Researchers Find No Benefit to Higher Red Cell Transfusions in Preterm Infants

Published on in CHOP News

A collaborative group of researchers, led by Children’s Hospital of Philadelphia (CHOP), found that a higher hemoglobin threshold for red blood cell transfusions in anemic, extremely-low-birth-weight newborns does not improve survival or reduce neurodevelopmental impairment by age 2. The study, which is the largest on this topic to date, was recently published in the New England Journal of Medicine.

In a randomized controlled trial, the researchers analyzed 1,824 infants between 22 and 29 weeks of age who weighed less than 1,000 grams at birth. The infants were randomly assigned to one of two groups: one that would receive higher red blood cell transfusions and one that would receive lower red blood cell transfusions. They followed both groups until they were about 2 years old and monitored for death or neurodevelopmental impairment, such as cognitive delay, cerebral palsy, and hearing or vision loss.

In comparing the two groups, the researchers found no statistically significant difference in outcomes. The higher and lower hemoglobin threshold groups had similar rates of death, neurodevelopmental impairments, and serious adverse events.
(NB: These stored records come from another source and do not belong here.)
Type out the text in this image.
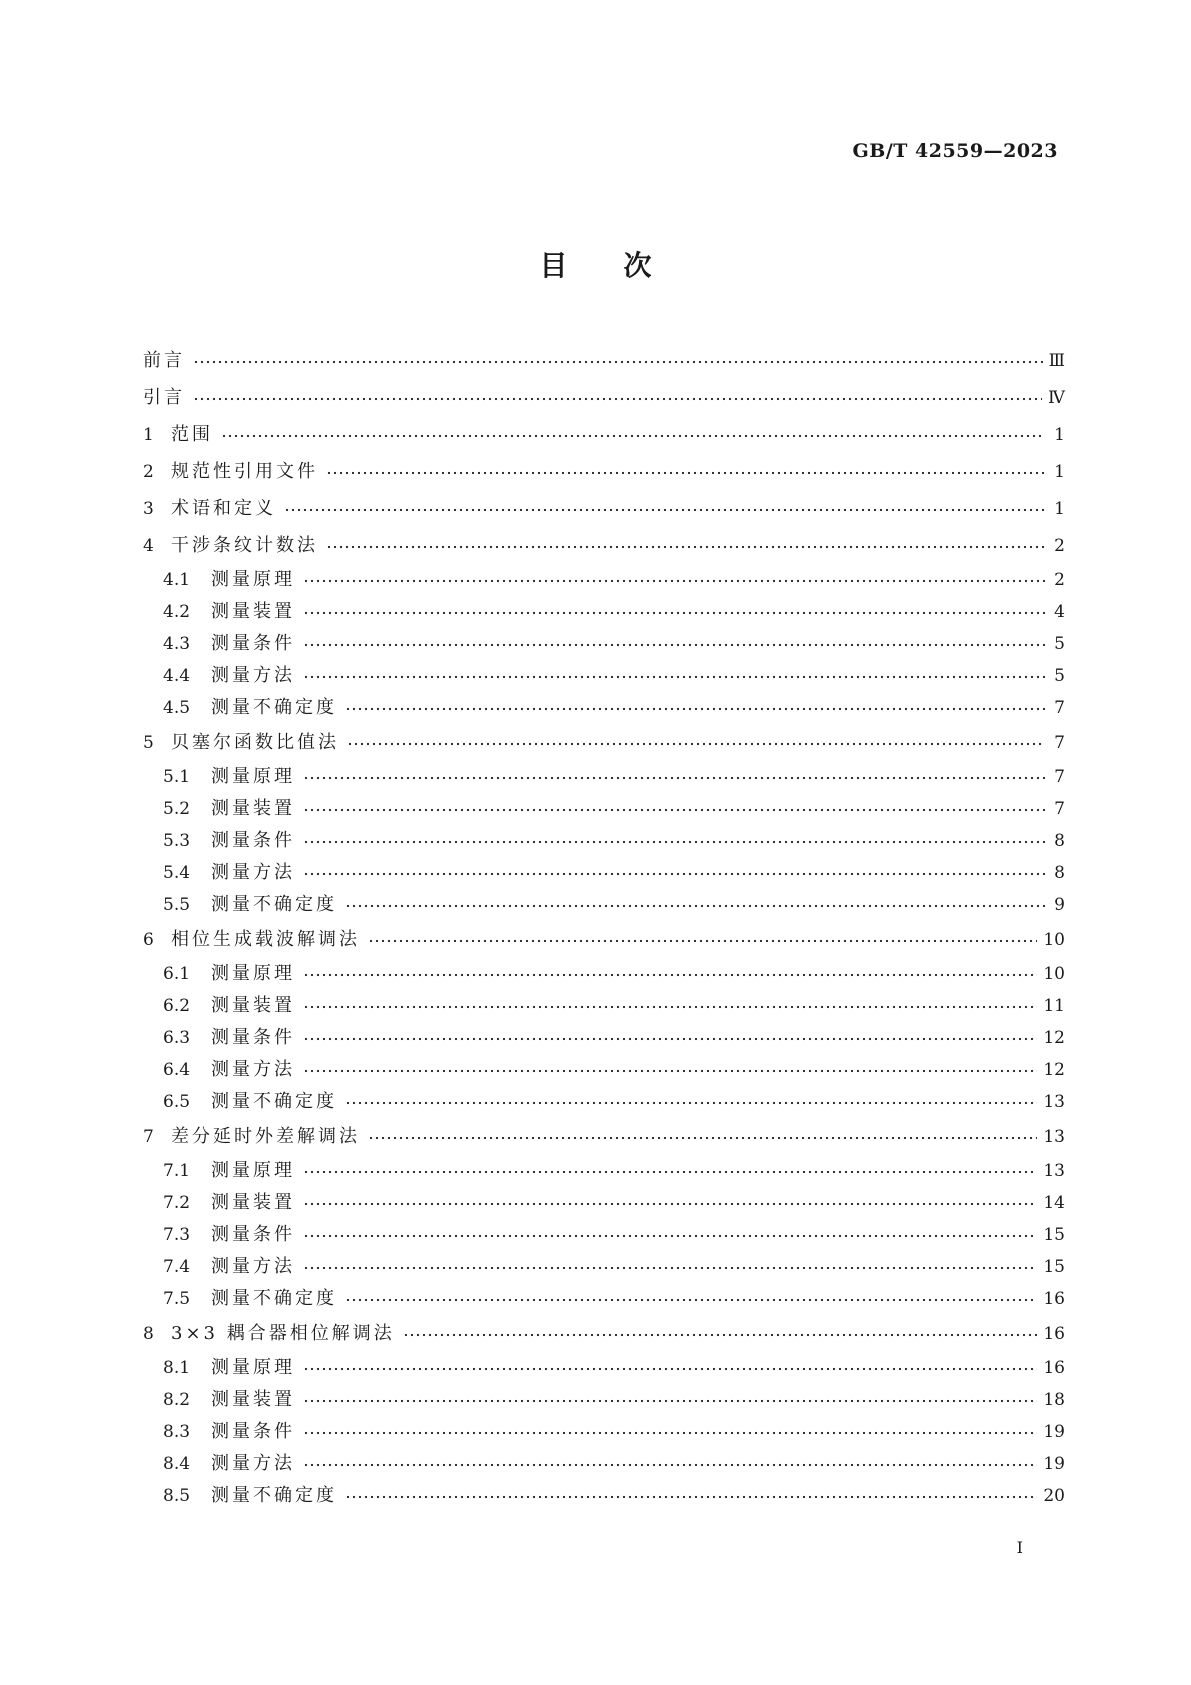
GB/T 42559—2023
目　　次
前言	Ⅲ
引言	Ⅳ
1 范围	1
2 规范性引用文件	1
3 术语和定义	1
4 干涉条纹计数法	2
4.1	测量原理	2
4.2	测量装置	4
4.3	测量条件	5
4.4	测量方法	5
4.5	测量不确定度	7
5 贝塞尔函数比值法	7
5.1	测量原理	7
5.2	测量装置	7
5.3	测量条件	8
5.4	测量方法	8
5.5	测量不确定度	9
6 相位生成载波解调法	10
6.1	测量原理	10
6.2	测量装置	11
6.3	测量条件	12
6.4	测量方法	12
6.5	测量不确定度	13
7 差分延时外差解调法	13
7.1	测量原理	13
7.2	测量装置	14
7.3	测量条件	15
7.4	测量方法	15
7.5	测量不确定度	16
8 3×3 耦合器相位解调法	16
8.1	测量原理	16
8.2	测量装置	18
8.3	测量条件	19
8.4	测量方法	19
8.5	测量不确定度	20
Ⅰ
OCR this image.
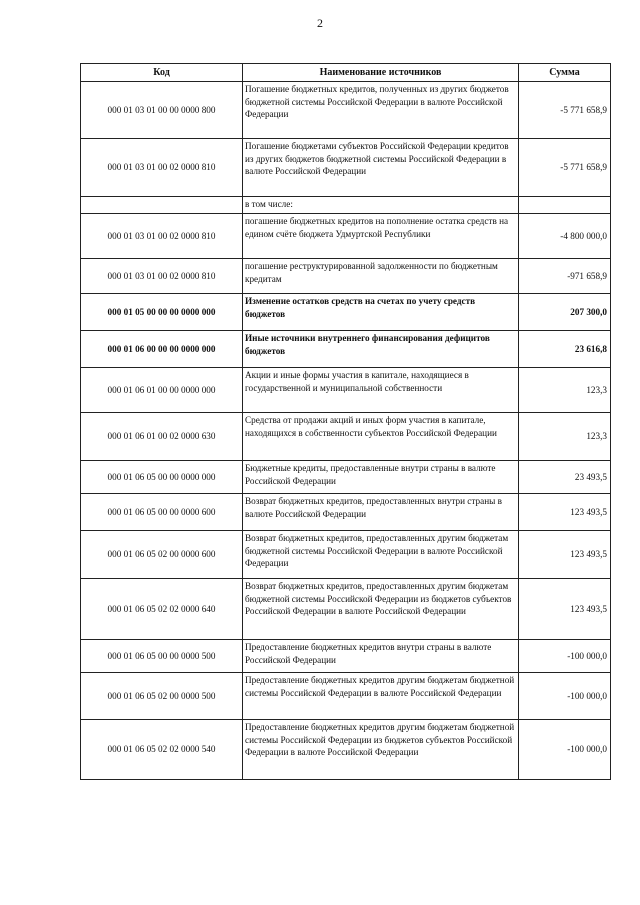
2
Код	Наименование источников	Сумма
000 01 03 01 00 00 0000 800	Погашение бюджетных кредитов, полученных из других бюджетов бюджетной системы Российской Федерации в валюте Российской Федерации	-5 771 658,9
000 01 03 01 00 02 0000 810	Погашение бюджетами субъектов Российской Федерации кредитов из других бюджетов бюджетной системы Российской Федерации в валюте Российской Федерации	-5 771 658,9
	в том числе:	
000 01 03 01 00 02 0000 810	погашение бюджетных кредитов на пополнение остатка средств на едином счёте бюджета Удмуртской Республики	-4 800 000,0
000 01 03 01 00 02 0000 810	погашение реструктурированной задолженности по бюджетным кредитам	-971 658,9
000 01 05 00 00 00 0000 000	Изменение остатков средств на счетах по учету средств бюджетов	207 300,0
000 01 06 00 00 00 0000 000	Иные источники внутреннего финансирования дефицитов бюджетов	23 616,8
000 01 06 01 00 00 0000 000	Акции и иные формы участия в капитале, находящиеся в государственной и муниципальной собственности	123,3
000 01 06 01 00 02 0000 630	Средства от продажи акций и иных форм участия в капитале, находящихся в собственности субъектов Российской Федерации	123,3
000 01 06 05 00 00 0000 000	Бюджетные кредиты, предоставленные внутри страны в валюте Российской Федерации	23 493,5
000 01 06 05 00 00 0000 600	Возврат бюджетных кредитов, предоставленных внутри страны в валюте Российской Федерации	123 493,5
000 01 06 05 02 00 0000 600	Возврат бюджетных кредитов, предоставленных другим бюджетам бюджетной системы Российской Федерации в валюте Российской Федерации	123 493,5
000 01 06 05 02 02 0000 640	Возврат бюджетных кредитов, предоставленных другим бюджетам бюджетной системы Российской Федерации из бюджетов субъектов Российской Федерации в валюте Российской Федерации	123 493,5
000 01 06 05 00 00 0000 500	Предоставление бюджетных кредитов внутри страны в валюте Российской Федерации	-100 000,0
000 01 06 05 02 00 0000 500	Предоставление бюджетных кредитов другим бюджетам бюджетной системы Российской Федерации в валюте Российской Федерации	-100 000,0
000 01 06 05 02 02 0000 540	Предоставление бюджетных кредитов другим бюджетам бюджетной системы Российской Федерации из бюджетов субъектов Российской Федерации в валюте Российской Федерации	-100 000,0
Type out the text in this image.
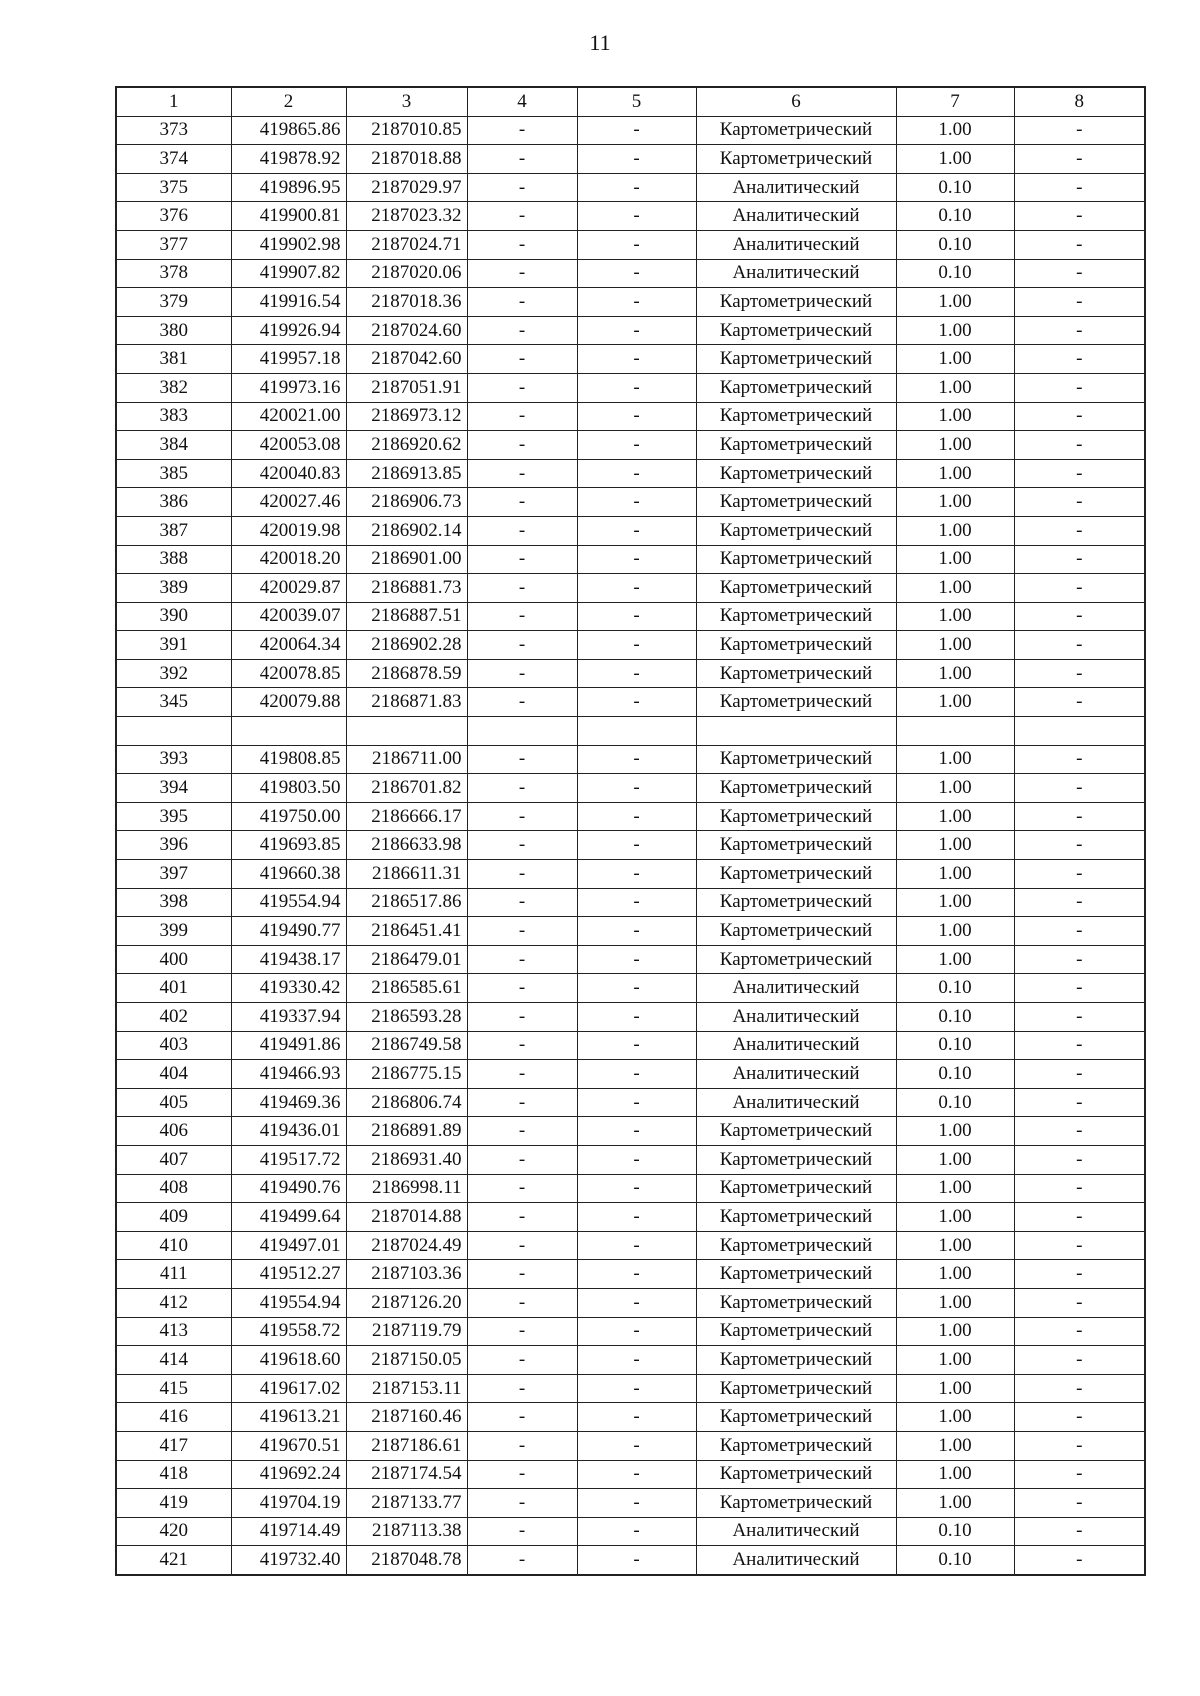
11
1	2	3	4	5	6	7	8
373	419865.86	2187010.85	-	-	Картометрический	1.00	-
374	419878.92	2187018.88	-	-	Картометрический	1.00	-
375	419896.95	2187029.97	-	-	Аналитический	0.10	-
376	419900.81	2187023.32	-	-	Аналитический	0.10	-
377	419902.98	2187024.71	-	-	Аналитический	0.10	-
378	419907.82	2187020.06	-	-	Аналитический	0.10	-
379	419916.54	2187018.36	-	-	Картометрический	1.00	-
380	419926.94	2187024.60	-	-	Картометрический	1.00	-
381	419957.18	2187042.60	-	-	Картометрический	1.00	-
382	419973.16	2187051.91	-	-	Картометрический	1.00	-
383	420021.00	2186973.12	-	-	Картометрический	1.00	-
384	420053.08	2186920.62	-	-	Картометрический	1.00	-
385	420040.83	2186913.85	-	-	Картометрический	1.00	-
386	420027.46	2186906.73	-	-	Картометрический	1.00	-
387	420019.98	2186902.14	-	-	Картометрический	1.00	-
388	420018.20	2186901.00	-	-	Картометрический	1.00	-
389	420029.87	2186881.73	-	-	Картометрический	1.00	-
390	420039.07	2186887.51	-	-	Картометрический	1.00	-
391	420064.34	2186902.28	-	-	Картометрический	1.00	-
392	420078.85	2186878.59	-	-	Картометрический	1.00	-
345	420079.88	2186871.83	-	-	Картометрический	1.00	-

393	419808.85	2186711.00	-	-	Картометрический	1.00	-
394	419803.50	2186701.82	-	-	Картометрический	1.00	-
395	419750.00	2186666.17	-	-	Картометрический	1.00	-
396	419693.85	2186633.98	-	-	Картометрический	1.00	-
397	419660.38	2186611.31	-	-	Картометрический	1.00	-
398	419554.94	2186517.86	-	-	Картометрический	1.00	-
399	419490.77	2186451.41	-	-	Картометрический	1.00	-
400	419438.17	2186479.01	-	-	Картометрический	1.00	-
401	419330.42	2186585.61	-	-	Аналитический	0.10	-
402	419337.94	2186593.28	-	-	Аналитический	0.10	-
403	419491.86	2186749.58	-	-	Аналитический	0.10	-
404	419466.93	2186775.15	-	-	Аналитический	0.10	-
405	419469.36	2186806.74	-	-	Аналитический	0.10	-
406	419436.01	2186891.89	-	-	Картометрический	1.00	-
407	419517.72	2186931.40	-	-	Картометрический	1.00	-
408	419490.76	2186998.11	-	-	Картометрический	1.00	-
409	419499.64	2187014.88	-	-	Картометрический	1.00	-
410	419497.01	2187024.49	-	-	Картометрический	1.00	-
411	419512.27	2187103.36	-	-	Картометрический	1.00	-
412	419554.94	2187126.20	-	-	Картометрический	1.00	-
413	419558.72	2187119.79	-	-	Картометрический	1.00	-
414	419618.60	2187150.05	-	-	Картометрический	1.00	-
415	419617.02	2187153.11	-	-	Картометрический	1.00	-
416	419613.21	2187160.46	-	-	Картометрический	1.00	-
417	419670.51	2187186.61	-	-	Картометрический	1.00	-
418	419692.24	2187174.54	-	-	Картометрический	1.00	-
419	419704.19	2187133.77	-	-	Картометрический	1.00	-
420	419714.49	2187113.38	-	-	Аналитический	0.10	-
421	419732.40	2187048.78	-	-	Аналитический	0.10	-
“The results of this trial support the notion that we can use less blood when transfusing very low birth weight babies,” said Haresh M. Kirpalani, MD, Professor Emeritus of neonatology at CHOP and Principal Investigator. “Given the potential hazards associated with blood transfusions in an already vulnerable population, these data support the notion that less is more, and we should not be transfusing infants unnecessarily. This also shows how therapies commonly thought of as ‘standard care’ may require further testing to assess their true value.”